In the fall of 2012, Holy Cross junior roommates Jeff Reppucci and Derek Kump decided that they wanted to step outside their campus gates and learn a bit more about the greater city of Worcester, MA—a city that, despite being the second largest in New England, can feel like it's far removed for many of the 35,000+ college students who call Worcester home every year. Being college hockey players, Reppucci and Kump’s natural connection to the community was through sports. They visited recreational spaces like parks and schoolyards, but found spaces that were either non-existent or in serious disrepair. Thus, the inspiration for Working for Worcester was born: Reppucci and Kump launched an organization dedicated to mobilizing college students to improve recreation infrastructure and opportunities within neighborhoods across the city.
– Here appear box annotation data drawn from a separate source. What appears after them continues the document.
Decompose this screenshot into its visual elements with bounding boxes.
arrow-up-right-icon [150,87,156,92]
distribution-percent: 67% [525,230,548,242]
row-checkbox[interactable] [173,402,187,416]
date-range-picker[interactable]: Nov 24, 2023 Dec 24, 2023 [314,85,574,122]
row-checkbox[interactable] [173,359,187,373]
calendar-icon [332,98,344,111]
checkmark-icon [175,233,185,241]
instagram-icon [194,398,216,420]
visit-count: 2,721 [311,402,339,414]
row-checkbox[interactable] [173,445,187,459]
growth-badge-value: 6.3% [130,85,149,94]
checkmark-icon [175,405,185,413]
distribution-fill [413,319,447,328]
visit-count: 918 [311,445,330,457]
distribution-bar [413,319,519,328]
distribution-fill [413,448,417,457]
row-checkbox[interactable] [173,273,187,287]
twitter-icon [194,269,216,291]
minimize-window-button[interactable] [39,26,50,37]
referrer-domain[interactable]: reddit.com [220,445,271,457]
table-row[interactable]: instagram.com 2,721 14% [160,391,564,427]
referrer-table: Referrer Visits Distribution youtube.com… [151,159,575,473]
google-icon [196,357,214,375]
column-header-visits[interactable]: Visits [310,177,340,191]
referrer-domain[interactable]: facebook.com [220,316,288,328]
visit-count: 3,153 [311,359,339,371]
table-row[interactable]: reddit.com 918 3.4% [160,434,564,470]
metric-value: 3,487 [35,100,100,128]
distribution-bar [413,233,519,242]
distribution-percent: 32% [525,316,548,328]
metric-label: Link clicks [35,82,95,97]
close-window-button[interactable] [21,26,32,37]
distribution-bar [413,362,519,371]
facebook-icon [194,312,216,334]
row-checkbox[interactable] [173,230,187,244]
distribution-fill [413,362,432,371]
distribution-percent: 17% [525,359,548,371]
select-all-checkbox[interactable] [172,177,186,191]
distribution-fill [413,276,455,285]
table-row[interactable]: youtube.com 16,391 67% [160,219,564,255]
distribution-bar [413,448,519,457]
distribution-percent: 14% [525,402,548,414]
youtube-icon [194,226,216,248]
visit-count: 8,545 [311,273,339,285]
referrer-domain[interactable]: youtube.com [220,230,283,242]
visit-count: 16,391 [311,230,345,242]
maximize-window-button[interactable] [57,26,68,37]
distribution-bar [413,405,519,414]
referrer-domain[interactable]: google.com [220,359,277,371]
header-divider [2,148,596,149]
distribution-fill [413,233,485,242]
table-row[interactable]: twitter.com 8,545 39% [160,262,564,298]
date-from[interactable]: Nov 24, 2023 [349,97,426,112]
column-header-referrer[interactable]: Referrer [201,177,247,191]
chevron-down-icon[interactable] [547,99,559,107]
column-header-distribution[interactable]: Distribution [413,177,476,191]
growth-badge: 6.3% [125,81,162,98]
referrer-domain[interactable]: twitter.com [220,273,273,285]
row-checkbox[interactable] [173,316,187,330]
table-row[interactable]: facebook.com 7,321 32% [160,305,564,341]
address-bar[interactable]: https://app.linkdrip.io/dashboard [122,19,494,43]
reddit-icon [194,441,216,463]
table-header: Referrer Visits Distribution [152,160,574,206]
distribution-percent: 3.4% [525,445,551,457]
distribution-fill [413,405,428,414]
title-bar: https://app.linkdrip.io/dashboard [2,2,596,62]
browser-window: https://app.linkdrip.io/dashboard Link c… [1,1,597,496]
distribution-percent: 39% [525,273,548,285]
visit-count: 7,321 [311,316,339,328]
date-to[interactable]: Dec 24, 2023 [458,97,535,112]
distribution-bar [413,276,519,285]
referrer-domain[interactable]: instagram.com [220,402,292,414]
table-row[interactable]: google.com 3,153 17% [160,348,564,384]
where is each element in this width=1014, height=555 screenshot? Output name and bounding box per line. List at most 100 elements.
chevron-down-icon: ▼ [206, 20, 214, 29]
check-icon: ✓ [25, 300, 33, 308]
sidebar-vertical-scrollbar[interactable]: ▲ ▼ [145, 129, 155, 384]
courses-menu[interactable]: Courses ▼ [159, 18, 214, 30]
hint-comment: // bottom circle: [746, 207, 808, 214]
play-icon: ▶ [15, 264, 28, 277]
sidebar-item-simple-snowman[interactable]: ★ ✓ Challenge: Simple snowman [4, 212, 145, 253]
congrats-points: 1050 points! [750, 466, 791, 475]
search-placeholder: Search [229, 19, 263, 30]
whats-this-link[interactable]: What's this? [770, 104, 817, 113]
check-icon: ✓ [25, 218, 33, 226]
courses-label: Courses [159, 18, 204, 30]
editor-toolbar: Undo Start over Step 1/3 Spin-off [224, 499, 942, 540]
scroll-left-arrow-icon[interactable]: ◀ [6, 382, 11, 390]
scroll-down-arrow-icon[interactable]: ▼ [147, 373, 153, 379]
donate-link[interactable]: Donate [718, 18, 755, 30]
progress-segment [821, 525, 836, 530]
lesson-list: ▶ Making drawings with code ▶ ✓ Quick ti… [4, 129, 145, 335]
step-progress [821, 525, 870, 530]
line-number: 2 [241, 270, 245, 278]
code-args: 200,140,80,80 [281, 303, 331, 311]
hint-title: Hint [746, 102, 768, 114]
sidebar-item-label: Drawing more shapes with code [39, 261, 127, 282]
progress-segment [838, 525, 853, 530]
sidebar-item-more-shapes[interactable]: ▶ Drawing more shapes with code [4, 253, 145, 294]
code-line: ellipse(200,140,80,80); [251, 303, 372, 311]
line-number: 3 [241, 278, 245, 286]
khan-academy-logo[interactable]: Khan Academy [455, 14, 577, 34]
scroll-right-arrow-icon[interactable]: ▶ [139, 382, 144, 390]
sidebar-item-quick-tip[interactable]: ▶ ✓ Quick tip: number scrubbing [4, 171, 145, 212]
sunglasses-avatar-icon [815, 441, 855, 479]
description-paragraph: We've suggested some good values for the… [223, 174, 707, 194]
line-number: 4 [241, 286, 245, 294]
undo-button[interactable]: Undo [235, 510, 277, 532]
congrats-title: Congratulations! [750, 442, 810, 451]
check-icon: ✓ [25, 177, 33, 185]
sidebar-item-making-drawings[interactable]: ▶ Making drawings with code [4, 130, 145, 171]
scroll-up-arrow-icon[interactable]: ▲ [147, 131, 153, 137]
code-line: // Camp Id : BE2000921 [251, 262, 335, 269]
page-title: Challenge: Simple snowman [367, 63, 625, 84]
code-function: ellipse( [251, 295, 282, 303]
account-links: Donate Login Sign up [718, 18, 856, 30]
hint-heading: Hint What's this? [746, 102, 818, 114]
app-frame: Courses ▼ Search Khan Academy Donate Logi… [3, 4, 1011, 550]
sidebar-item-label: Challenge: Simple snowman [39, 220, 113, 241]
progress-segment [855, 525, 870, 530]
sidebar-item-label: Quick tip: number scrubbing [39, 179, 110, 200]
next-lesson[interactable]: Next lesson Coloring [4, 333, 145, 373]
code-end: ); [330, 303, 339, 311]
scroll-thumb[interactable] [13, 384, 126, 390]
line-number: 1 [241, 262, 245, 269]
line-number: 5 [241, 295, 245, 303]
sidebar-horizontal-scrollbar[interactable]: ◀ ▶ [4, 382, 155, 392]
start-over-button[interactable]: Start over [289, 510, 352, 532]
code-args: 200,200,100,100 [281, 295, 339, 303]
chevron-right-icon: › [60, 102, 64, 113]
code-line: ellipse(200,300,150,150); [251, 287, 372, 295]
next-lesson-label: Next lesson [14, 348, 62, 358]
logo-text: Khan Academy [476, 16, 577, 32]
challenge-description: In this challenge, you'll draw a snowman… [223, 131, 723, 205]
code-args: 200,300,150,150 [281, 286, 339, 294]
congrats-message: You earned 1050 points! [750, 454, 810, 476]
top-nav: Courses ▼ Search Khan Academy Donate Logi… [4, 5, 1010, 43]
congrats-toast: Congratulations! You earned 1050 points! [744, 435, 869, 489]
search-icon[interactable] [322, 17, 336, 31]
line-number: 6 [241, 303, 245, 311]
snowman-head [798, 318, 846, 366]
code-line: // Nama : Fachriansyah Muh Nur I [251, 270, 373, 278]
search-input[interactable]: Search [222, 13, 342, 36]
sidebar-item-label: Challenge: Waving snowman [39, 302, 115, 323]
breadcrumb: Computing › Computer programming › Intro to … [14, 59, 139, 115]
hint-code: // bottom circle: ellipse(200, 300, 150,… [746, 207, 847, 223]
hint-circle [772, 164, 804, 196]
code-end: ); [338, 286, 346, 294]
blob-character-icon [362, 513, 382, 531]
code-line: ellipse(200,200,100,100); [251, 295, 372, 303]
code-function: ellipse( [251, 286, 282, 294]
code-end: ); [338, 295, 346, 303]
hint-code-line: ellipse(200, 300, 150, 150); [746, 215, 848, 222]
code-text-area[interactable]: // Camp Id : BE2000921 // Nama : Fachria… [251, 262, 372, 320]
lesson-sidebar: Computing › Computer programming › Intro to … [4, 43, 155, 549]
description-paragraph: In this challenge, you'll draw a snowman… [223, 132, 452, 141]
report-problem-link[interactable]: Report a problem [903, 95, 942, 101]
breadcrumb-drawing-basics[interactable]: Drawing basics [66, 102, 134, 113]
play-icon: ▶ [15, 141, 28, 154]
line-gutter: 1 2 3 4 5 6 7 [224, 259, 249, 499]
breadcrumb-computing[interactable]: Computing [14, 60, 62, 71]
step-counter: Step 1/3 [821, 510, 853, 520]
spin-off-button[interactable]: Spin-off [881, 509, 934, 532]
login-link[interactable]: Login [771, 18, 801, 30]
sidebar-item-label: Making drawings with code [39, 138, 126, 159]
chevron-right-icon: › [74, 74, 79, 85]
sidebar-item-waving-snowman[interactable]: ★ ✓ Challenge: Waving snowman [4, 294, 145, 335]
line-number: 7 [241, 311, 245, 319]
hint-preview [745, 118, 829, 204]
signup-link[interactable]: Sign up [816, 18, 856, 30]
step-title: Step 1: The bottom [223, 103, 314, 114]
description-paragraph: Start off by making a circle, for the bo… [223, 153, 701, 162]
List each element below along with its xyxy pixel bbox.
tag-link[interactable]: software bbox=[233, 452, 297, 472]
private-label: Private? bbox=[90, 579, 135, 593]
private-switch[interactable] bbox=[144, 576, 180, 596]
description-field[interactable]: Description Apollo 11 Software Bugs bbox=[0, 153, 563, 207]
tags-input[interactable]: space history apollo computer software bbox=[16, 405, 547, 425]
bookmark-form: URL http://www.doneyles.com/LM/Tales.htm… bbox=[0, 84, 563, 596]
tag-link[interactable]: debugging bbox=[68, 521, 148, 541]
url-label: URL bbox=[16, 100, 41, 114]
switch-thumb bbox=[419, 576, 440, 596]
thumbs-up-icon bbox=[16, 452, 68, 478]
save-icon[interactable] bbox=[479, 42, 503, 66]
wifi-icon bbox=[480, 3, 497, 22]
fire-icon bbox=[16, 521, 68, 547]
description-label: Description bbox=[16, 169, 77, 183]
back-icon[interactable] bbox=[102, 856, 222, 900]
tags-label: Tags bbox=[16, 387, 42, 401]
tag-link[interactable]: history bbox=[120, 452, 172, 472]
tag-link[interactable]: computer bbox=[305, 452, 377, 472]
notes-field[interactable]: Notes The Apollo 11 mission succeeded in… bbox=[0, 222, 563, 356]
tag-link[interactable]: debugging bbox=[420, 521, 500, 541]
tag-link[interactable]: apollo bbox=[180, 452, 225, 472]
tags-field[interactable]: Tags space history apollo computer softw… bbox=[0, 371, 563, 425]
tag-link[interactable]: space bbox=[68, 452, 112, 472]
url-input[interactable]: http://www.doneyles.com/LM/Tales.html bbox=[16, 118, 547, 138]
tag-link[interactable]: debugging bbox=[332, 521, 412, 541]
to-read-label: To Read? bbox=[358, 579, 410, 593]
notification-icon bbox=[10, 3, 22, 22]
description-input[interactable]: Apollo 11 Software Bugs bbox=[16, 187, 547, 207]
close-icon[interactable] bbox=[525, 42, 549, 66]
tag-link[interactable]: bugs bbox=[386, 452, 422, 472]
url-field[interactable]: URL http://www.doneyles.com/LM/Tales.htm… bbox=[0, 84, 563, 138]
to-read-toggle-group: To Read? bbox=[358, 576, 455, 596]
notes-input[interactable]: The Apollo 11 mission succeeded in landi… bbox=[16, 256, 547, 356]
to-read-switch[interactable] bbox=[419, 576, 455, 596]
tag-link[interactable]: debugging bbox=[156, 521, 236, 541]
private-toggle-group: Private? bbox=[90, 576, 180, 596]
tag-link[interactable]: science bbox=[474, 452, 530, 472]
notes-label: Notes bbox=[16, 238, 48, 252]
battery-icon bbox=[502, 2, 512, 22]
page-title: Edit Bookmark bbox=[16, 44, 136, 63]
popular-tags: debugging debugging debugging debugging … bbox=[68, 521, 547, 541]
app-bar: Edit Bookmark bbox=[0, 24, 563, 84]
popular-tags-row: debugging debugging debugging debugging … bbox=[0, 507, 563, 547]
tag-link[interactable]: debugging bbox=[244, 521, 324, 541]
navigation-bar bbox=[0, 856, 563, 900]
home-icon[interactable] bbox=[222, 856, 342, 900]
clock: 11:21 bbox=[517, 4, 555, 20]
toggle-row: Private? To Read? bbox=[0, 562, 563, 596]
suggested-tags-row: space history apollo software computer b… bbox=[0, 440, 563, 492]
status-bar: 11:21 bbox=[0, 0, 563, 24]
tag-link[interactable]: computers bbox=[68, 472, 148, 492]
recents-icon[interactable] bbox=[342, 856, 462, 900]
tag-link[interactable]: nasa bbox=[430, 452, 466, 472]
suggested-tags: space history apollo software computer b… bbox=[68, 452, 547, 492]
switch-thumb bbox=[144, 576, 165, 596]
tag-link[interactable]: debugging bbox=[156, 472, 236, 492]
IN THE 6 WEEKS LEADING UP TO THE FIRST “BUILD DAY” ON APRIL 20TH, THE 8 HOLY CROSS STUDENTS WERE ABLE TO ENGAGE MORE THAN A DOZEN CORPORATIONS TO RAISE $60,000+, REACH 6 AREA COLLEGES TO RECRUIT 500+ VOLUNTEERS, AND COLLABORATE WITH ORGANIZATIONS TO PLAN 12 EXCITING COMMUNITY RENOVATION PROJECTS.
The alignment of the community’s resources towards the common mission of improving recreation spaces for kids sparked a movement which to date has raised and invested close to $1,000,000 into the community, mobilizing 4,000+ volunteers to renovate 100+ community spaces and schools. The project, which began with mere college-student optimism, is currently in its sixth consecutive year, still mobilizing partners, raising hundreds-of-thousands of dollars, and putting thousands of volunteers into the community. Beyond new recreation infrastructure, the project has fundamentally changed the way that local citizens, government, and businesses connect with and view college student citizenship, catalyzing more opportunities for students to engage with previously unexplored neighborhoods and see Worcester as a home, rather than as a mere area code. Working for Worcester’s story goes to show that when seemingly unrelated groups in a community commit to a common mission and share resources, even a small group of wide-eyed college kids can spark a movement that effects visible, tangible change across an entire city.
REPPUCCI AND KUMP LAUNCHED AN ORGANIZATION DEDICATED TO MOBILIZING COLLEGE STUDENTS TO IMPROVE RECREATION INFRASTRUCTURE AND OPPORTUNITIES IN NEIGHBORHOODS ACROSS THE CITY.
As Reppucci and Kump brought the idea to campus leaders, friends, and local advocates, the vision for W4W picked up momentum and grew with the addition of every enthusiastic college student. Soon, they were leading a small team at Holy Cross; meeting in a dorm room at all hours of the night; and working to build partnerships, connect with worthy sites, and engage donors. After a few months, the team had connected with wonderful community sites such as South High School and the Worcester Youth Center to design renovation projects like a new playground and a first-rate dance studio. The vision also grew to a citywide service day to mobilize everyone from corporations to college students to create these spaces in one giant day of community service and pride. The date was set for April 20th, but by mid-February, the team found itself with only a few thousand dollars raised through grassroots donations and roughly 100 committed volunteers. They had no corporate sponsors and were struggling to connect with the right local leaders. At the end of February, thanks to inspiring connections with leaders like the Mayor’s Office and the United Way of Central, MA, the W4W team found themselves in front of boardrooms at some of Worcester’s major businesses and civic groups. The vision proved strong enough to rally the community. In the six weeks leading up to the first “build day” on April 20th, the eight Holy Cross students were able to engage more than a dozen corporations and raise $60,000+, recruit 500+ volunteers from six area colleges, and plan twelve exciting community renovation projects like playgrounds, community gardens, schoolyard basketball courts, and many more. The ultimate execution was a powerful moment for the students of W4W, college citizenship, and the city as close to 700 people descended onto the W4W kick-off rally and then wielded shovels, hammers, and brushes to get to work for the kids!
TO DATE, COLLEGE STUDENT LEADERS HAVE RAISED AND INVESTED OVER $1,000,000 INTO THE COMMUNITY, MOBILIZED 10,000+ VOLUNTEERS TO RENOVATE 100+ COMMUNITY SPACES AND SCHOOLS.